Sur les autres demandes
Aux termes de l’article 696 du code de procédure civile, la partie perdante est condamnée aux dépens, à moins que le juge, par décision motivée, n’en mette la totalité ou une fraction à la charge d’une autre partie.
En l’espèce,Monsieur [S] [C] et Madame [D] [H], parties perdantes, seront solidairement condamnés aux entiers dépens.
En application de l’article 700 1° du code de procédure civile, dans toutes les instances, le juge condamne la partie tenue aux dépens ou la partie perdante à payer à l’autre partie la somme qu’il détermine au titre des frais exposés et non compris dans les dépens. Le juge tient compte de l’équité ou de la situation économique de la partie condamnée. Il peut, même d’office, pour des raisons tirées des mêmes considérations, dire qu’il n’y a lieu à condamnation.

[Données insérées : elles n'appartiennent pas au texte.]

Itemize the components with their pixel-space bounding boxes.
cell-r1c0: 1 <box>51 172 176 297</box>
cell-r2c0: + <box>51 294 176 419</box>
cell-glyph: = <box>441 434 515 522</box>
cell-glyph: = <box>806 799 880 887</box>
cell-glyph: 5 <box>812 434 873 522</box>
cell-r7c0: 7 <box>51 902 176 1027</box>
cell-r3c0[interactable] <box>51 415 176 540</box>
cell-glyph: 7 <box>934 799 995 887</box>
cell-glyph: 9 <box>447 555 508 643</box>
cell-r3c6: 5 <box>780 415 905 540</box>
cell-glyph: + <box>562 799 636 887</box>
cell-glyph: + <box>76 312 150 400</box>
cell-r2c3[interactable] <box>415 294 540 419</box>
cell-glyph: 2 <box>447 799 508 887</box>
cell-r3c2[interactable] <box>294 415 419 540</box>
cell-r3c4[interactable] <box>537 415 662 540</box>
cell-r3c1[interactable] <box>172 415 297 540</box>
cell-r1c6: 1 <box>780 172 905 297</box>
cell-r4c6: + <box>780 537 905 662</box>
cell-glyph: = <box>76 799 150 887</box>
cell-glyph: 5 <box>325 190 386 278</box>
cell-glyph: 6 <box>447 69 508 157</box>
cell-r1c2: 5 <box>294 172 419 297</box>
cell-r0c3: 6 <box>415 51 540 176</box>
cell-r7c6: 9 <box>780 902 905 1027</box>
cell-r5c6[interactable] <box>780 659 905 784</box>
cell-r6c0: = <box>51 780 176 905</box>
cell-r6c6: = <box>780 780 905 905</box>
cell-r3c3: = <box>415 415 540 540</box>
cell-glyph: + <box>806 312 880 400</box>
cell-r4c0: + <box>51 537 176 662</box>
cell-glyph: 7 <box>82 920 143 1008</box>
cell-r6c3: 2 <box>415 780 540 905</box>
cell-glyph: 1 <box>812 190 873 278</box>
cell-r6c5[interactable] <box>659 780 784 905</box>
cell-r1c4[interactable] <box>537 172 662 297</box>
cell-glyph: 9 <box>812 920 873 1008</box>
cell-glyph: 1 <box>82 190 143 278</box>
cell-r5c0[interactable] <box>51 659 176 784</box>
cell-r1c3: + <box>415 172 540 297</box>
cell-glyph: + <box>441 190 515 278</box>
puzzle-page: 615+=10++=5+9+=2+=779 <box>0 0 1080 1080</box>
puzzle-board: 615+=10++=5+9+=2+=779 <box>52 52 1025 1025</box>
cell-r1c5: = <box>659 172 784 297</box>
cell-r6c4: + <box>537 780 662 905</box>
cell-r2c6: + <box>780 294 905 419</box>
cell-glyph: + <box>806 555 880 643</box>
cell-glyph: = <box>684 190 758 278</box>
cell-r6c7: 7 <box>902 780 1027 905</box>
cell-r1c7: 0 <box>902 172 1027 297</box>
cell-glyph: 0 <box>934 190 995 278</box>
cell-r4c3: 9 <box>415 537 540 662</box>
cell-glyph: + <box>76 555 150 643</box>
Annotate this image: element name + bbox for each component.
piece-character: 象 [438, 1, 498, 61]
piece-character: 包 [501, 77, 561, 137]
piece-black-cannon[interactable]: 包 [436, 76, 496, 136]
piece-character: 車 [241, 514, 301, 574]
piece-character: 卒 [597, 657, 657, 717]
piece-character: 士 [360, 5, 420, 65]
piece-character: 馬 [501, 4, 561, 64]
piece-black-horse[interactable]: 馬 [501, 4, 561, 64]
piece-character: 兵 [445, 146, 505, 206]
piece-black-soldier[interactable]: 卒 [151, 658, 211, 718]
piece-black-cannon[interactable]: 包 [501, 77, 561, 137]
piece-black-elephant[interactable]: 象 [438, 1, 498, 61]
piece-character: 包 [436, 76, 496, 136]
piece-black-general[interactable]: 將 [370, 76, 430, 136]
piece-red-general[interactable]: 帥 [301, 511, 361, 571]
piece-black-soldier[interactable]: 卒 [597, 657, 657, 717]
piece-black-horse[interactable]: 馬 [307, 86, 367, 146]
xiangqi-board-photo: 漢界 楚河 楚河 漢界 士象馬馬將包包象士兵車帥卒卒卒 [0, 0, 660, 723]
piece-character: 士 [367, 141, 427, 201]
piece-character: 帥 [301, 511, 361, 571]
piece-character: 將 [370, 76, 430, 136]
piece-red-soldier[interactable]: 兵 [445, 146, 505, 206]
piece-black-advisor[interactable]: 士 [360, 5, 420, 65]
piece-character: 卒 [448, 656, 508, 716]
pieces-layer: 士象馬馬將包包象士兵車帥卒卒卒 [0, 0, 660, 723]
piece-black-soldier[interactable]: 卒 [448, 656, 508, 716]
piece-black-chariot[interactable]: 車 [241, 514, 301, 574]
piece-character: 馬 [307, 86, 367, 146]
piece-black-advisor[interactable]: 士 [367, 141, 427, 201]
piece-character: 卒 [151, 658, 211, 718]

En l’espèce, supportant les dépens, Monsieur [S] [C] et Madame [D] [H] seront solidairement également condamnés à verser à la SCI « CMG » la somme de 800 euros au titre de l’article 700 du code de procédure civile.
PAR CES MOTIFS,
Le juge du contentieux et de la protection, statuant par décision réputée contradictoirement, en premier ressort, par mise à disposition au greffe,
CONSTATE la résiliation du contrat de bail conclu entre la SCI « CMG » et Monsieur [S] [C] et Madame [D] [H] le 27 janvier 2019 portant sur le logement situé [Adresse 3] et ce à effet du 10 juillet 2024 ;
ORDONNE l’expulsion de Monsieur Monsieur [S] [C] et Madame [D] [H] dudit logement et de tout occupant de son chef ;
DIT que Monsieur [S] [C] et Madame [D] [H] devront libérer les lieux dans un délai de 2 mois suivant la signification d’un commandement d’avoir à quitter les lieux et qu’à défaut il sera procédé à leur expulsion avec le concours de la force publique si besoin est, et au transport des meubles laissés dans les lieux aux frais de l’expulsé dans tel garde meubles qu’il plaira au bailleur (articles L 412-5 et R 432-1 et suivants du code des procédures civiles d’exécution) ;
FIXE l’indemnité mensuelle d’occupation au montant du loyer et des charges qui auraient été dûs en l’absence de résiliation du bail, soit la somme de 856 euros ;
CONDAMNE solidairement Monsieur [S] [C] et Madame [D] [H] à payer à la SCI « CMG » la somme de 7.298,70 euros au titre de la dette locative ( terme de juillet 2024 et TOM 2023-2024 inclus) selon décompte arrêté au 10/07/2024 somme portant intérêts avec intérêts au taux légal à compter de la date d’assignation ;
CONDAMNE solidairement Monsieur [S] [C] et Madame [D] [H] au paiement d’une indemnité d’occupation d’un montant équivalent au loyer augmenté des charges à savoir 856 euros, à compter du 11 juillet 2024 jusqu’à la libération effective des lieux ;
REJETTE les demandes pour le surplus ;
CONDAMNE solidairement Monsieur [S] [C] et Madame [D] [H] à payer à la SCI « CMG » la somme de 800 euros au titre de l’article 700 du code de procédure civile ;
CONDAMNE la partie défenderesse aux entiers dépens, en ceux y compris du coût du commandement de payer, de la lettre en envoi simple à la CCAPEX et de la signification de l’assignation du Préfet de Région ;
ORDONNE l’exécution provisoire ;
DIT que la présente décision sera transmise au Préfet du Var.